Institute of Lightweight Design and Structural Biomechanics, Vienna University of Technology, Guhausstr. 27-29, A-1040 Vienna, Austria.
Bone. 2011 Jun 1;48(6):1370-7. doi: 10.1016/j.bone.2011.03.768. Epub 2011 Mar 29.
Tissue grafts are implanted in orthopedic surgery every day. In order to minimize infection risk, bone allografts are often delipidated with supercritical CO₂ and sterilized prior to implantation. This treatment may, however, impair the mechanical behavior of the bone graft tissue. The goal of this study was to determine clinically relevant mechanical properties of treated/sterilized human trabecular bone grafts, e.g. the apparent modulus, strength, and the ability to absorb energy during compaction. They were compared with results of identical experiments performed previously on untreated/fresh frozen human trabecular bone from the same anatomical site (Charlebois, 2008). We tested the hypothesis that the morphology-mechanical property relationships of treated cancellous allografts are similar to those of fresh untreated bone. The morphology of the allografts was determined by μCT. Subsequently, cylindrical samples were tested in unconfined and confined compression. To account for various morphologies, the experimental data was fitted to phenomenological mechanical models for elasticity, strength, and dissipated energy density based on bone volume fraction (BV/TV) and the fabric tensor determined by MIL. The treatment/sterilization process does not appear to influence bone graft stiffness. However, strength and energy dissipation of the bone grafts were found to be significantly reduced by 36% to 47% and 66% to 81%, respectively, for a broad range of volume fraction (0.14<BV/TV<0.39) and degree of anisotropy (1.24<DA<2.18). Since the latter properties are strongly dominated by BV/TV, the clinical consequences of this reduction can be compensated by using grafts with lower porosity. The data of this study suggests that an increase of 5-10% in BV/TV is sufficient to compensate for the reduced post-yield mechanical properties of treated/sterilized bone in monotonic compression. In applications where graft stiffness needs to be matched and strength is not a concern, treated allograft with the same BV/TV as an appropriate fresh bone graft may be used.
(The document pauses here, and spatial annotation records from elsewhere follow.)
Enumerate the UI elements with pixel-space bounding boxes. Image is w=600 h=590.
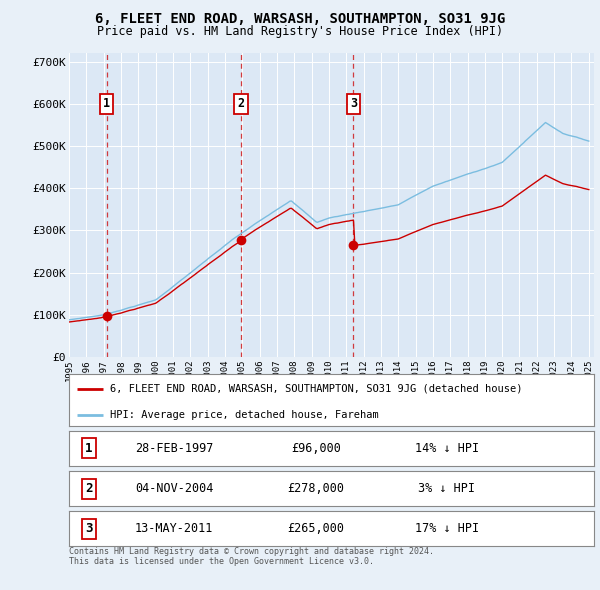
Text: £278,000: £278,000 [287,482,344,495]
Text: 04-NOV-2004: 04-NOV-2004 [135,482,213,495]
Text: 3: 3 [85,522,93,535]
Text: 14% ↓ HPI: 14% ↓ HPI [415,442,479,455]
Text: 13-MAY-2011: 13-MAY-2011 [135,522,213,535]
Text: 2: 2 [85,482,93,495]
Text: 1: 1 [85,442,93,455]
Text: 3: 3 [350,97,357,110]
Text: 28-FEB-1997: 28-FEB-1997 [135,442,213,455]
Text: 17% ↓ HPI: 17% ↓ HPI [415,522,479,535]
Text: £265,000: £265,000 [287,522,344,535]
Text: HPI: Average price, detached house, Fareham: HPI: Average price, detached house, Fare… [110,409,379,419]
Text: Price paid vs. HM Land Registry's House Price Index (HPI): Price paid vs. HM Land Registry's House … [97,25,503,38]
Text: 6, FLEET END ROAD, WARSASH, SOUTHAMPTON, SO31 9JG: 6, FLEET END ROAD, WARSASH, SOUTHAMPTON,… [95,12,505,26]
Text: Contains HM Land Registry data © Crown copyright and database right 2024.
This d: Contains HM Land Registry data © Crown c… [69,547,434,566]
Text: 6, FLEET END ROAD, WARSASH, SOUTHAMPTON, SO31 9JG (detached house): 6, FLEET END ROAD, WARSASH, SOUTHAMPTON,… [110,384,523,394]
Text: 1: 1 [103,97,110,110]
Text: £96,000: £96,000 [291,442,341,455]
Text: 2: 2 [237,97,244,110]
Text: 3% ↓ HPI: 3% ↓ HPI [419,482,476,495]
组织移植物每天都被用于骨科手术中。为了将感染风险降到最低,异体骨常采用超临界 CO₂ 脱脂并在植入前进行灭菌处理。然而,这种处理可能会损害移植物组织的机械性能。本研究的目的是确定经处理/灭菌的人松质骨移植物的临床相关机械性能,例如表观模量、强度和在压实过程中吸收能量的能力。这些性能与之前在同一解剖部位相同的未经处理/新鲜冷冻的人松质骨上进行的相同实验的结果进行了比较(Charlebois,2008)。我们测试了一个假设,即处理后的松质异体移植物的形态-机械性能关系与未经处理的新鲜骨相似。异体移植物的形态通过μCT 确定。随后,圆柱形样本在无约束和约束压缩下进行测试。为了考虑到各种形态,实验数据被拟合到基于骨体积分数(BV/TV)和通过 MIL 确定的织构张量的弹性、强度和耗散能量密度的经验力学模型。处理/灭菌过程似乎不会影响移植物的刚度。然而,发现骨移植物的强度和能量耗散分别降低了 36%至 47%和 66%至 81%,这是由于体积分数(0.14<BV/TV<0.39)和各向异性程度(1.24<DA<2.18)的广泛变化。由于后两个特性主要受 BV/TV 支配,因此可以通过使用具有较低孔隙率的移植物来补偿这种减少的临床后果。本研究的数据表明,在单调压缩中,BV/TV 增加 5-10%足以补偿经处理/灭菌的骨的屈服后机械性能降低。在需要匹配移植物刚度且强度不是问题的应用中,可以使用具有与适当新鲜骨移植物相同 BV/TV 的处理异体移植物。